## Introduction

**tl;dr** : a simple function to extract the image data from HDF5 file generated by the STXM experiment at Synchrotron SOLEIL

At the [Hermes beamline](https://www.synchrotron-soleil.fr/en/beamlines/hermes) of the [Synchrotron SOLEIL](https://www.synchrotron-soleil.fr/en), the [STXM](https://en.wikipedia.org/wiki/Scanning_transmission_X-ray_microscopy) experimental setup save the data in a [HDM5](https://support.hdfgroup.org/HDF5/) file. It's great because it stores all the data and metadata in a organized way.

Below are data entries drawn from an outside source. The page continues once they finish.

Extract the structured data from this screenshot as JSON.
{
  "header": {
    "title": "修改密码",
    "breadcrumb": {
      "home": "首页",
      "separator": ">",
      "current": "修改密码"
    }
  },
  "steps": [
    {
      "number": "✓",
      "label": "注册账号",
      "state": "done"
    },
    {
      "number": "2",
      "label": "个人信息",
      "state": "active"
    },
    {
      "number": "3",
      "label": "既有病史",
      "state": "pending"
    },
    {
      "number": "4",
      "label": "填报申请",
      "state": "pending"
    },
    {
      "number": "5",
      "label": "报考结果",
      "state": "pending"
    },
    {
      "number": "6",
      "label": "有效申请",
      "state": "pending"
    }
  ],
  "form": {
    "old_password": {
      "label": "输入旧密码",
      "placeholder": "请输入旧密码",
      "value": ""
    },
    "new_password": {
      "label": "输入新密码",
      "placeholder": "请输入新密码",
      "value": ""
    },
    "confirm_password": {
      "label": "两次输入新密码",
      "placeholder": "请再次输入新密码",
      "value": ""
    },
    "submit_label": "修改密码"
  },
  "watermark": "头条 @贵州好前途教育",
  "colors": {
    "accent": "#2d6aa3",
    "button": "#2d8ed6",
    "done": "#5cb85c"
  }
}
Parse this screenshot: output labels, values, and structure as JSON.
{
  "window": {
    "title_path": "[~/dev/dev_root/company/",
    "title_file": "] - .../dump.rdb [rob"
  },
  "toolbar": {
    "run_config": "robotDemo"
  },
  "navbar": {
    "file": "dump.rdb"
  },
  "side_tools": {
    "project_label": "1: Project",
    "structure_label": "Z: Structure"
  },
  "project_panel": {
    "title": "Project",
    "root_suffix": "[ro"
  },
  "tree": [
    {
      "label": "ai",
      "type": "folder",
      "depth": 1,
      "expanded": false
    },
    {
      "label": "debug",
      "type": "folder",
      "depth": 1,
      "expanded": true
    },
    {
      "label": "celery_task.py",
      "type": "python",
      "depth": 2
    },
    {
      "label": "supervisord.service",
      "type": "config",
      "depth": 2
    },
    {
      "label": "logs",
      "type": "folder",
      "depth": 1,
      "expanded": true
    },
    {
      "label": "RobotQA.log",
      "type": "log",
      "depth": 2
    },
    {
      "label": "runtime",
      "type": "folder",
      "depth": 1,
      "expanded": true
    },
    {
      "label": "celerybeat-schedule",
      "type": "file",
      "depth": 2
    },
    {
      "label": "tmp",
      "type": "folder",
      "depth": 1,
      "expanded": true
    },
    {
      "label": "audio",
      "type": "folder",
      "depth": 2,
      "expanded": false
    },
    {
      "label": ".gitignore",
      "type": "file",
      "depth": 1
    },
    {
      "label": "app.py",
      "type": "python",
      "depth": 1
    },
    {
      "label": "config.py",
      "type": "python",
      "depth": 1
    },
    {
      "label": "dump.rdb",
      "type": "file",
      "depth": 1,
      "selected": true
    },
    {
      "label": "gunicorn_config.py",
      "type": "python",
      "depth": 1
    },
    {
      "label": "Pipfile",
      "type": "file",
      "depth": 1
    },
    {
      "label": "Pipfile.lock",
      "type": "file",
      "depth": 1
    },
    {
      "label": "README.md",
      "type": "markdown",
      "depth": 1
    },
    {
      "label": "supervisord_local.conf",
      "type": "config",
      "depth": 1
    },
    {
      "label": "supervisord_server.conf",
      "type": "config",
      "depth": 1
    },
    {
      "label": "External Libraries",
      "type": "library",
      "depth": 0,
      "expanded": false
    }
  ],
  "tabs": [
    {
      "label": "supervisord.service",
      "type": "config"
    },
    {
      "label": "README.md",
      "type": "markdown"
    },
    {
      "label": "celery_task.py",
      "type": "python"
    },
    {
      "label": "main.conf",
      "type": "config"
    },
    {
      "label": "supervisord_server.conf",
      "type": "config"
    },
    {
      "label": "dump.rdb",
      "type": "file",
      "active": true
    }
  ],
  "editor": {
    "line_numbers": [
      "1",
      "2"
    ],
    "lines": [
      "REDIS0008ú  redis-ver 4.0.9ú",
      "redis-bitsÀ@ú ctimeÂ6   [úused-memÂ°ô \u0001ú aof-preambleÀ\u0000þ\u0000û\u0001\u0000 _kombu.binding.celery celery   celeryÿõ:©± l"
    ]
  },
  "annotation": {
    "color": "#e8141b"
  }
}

But most of our software doesn’t read it properly, and lots of macro already written and well established are based on the TIFF format.  

So this small pieces of code, take the mdf5 file and extract the data and the reverent metadata and save them in a TIFF and json format. To keep the maximum of precision, the TIFF is encoded in 64 bits, so usual preview may not work. It may be preferable to use [ImageJ](https://imagej.nih.gov/ij/) or a similar software to read the images.


*date:* 08/01/2017

## Prerequisites
### Standard
 - Python >= 3.6
 - Numpy 
 
### Non-standard
 - [Pillow](https://pypi.python.org/pypi/Pillow/5.0.0) >= 5.0 
 - [h5py](https://pypi.python.org/pypi/h5py/2.7.1) >= 2.7.1


## Usage
*extract_image_from_hdf5*(file_name, 
                            json_file_output = True,
                            json_file_with_data = False )

#### file_name
the name of the hdf5 file

#### json_file_output 
if true a json file will be generated with some revelant metadata : 
 - file_name: the file name
 - base_name: the file name of the tiff image without the tiff extension
 - file_number: the file number if the file name is formed like : Sample_Image_Year-Month-day_XXX.hdf5 that is the default
 - data: the raw data (if  json_file_with_data  is true)
 - dwell_time: the integration time for each point
 - polarization: the polarization code
 - polarization_name: the polarization name if CR or CL
 - start_date
 - stop_date
 - x_range: in um
 - x_step: in um
 - x_nb: the number of points along x (so x_step*x_nb==x_range)
 - y_range: in um
 - y_step: in um
 - y_nb: the number of points along y (so y_step*y_nb==y_range)

### json_file_with_data
if true, the raw data will be include in the json file (if json_file_output is also true)

## Author
Sylvain Martin.

## Licence
This project is licensed under the GPL Licence - see the [LICENSE](LICENSE) file for details

In [6]:
# for matrix
import numpy as np

# for tiff
from PIL import Image
from PIL.Image import FLIP_LEFT_RIGHT    

# Perl-style regular expression patterns
import re

# for JavaScript Object Notation
import json

#for dates
from datetime import datetime


#for the Hdf5 file format
import h5py



def extract_image_from_hdf5(file_name, 
                            json_file_output = True,
                            json_file_with_data = False ) :

    #extract the number of the file
    try :
        file_number = re.match(r"Sample_Image_(\d+-\d+-\d+)_(?P<nb>\d+).hdf5", file_name).group('nb')  
    except AttributeError:
        file_number = None


    # Import the Hdm5 file
    sample_image = h5py.File(file_name,'r')

    #Load the raw data
    raw_data = sample_image['entry1/Counter0/data']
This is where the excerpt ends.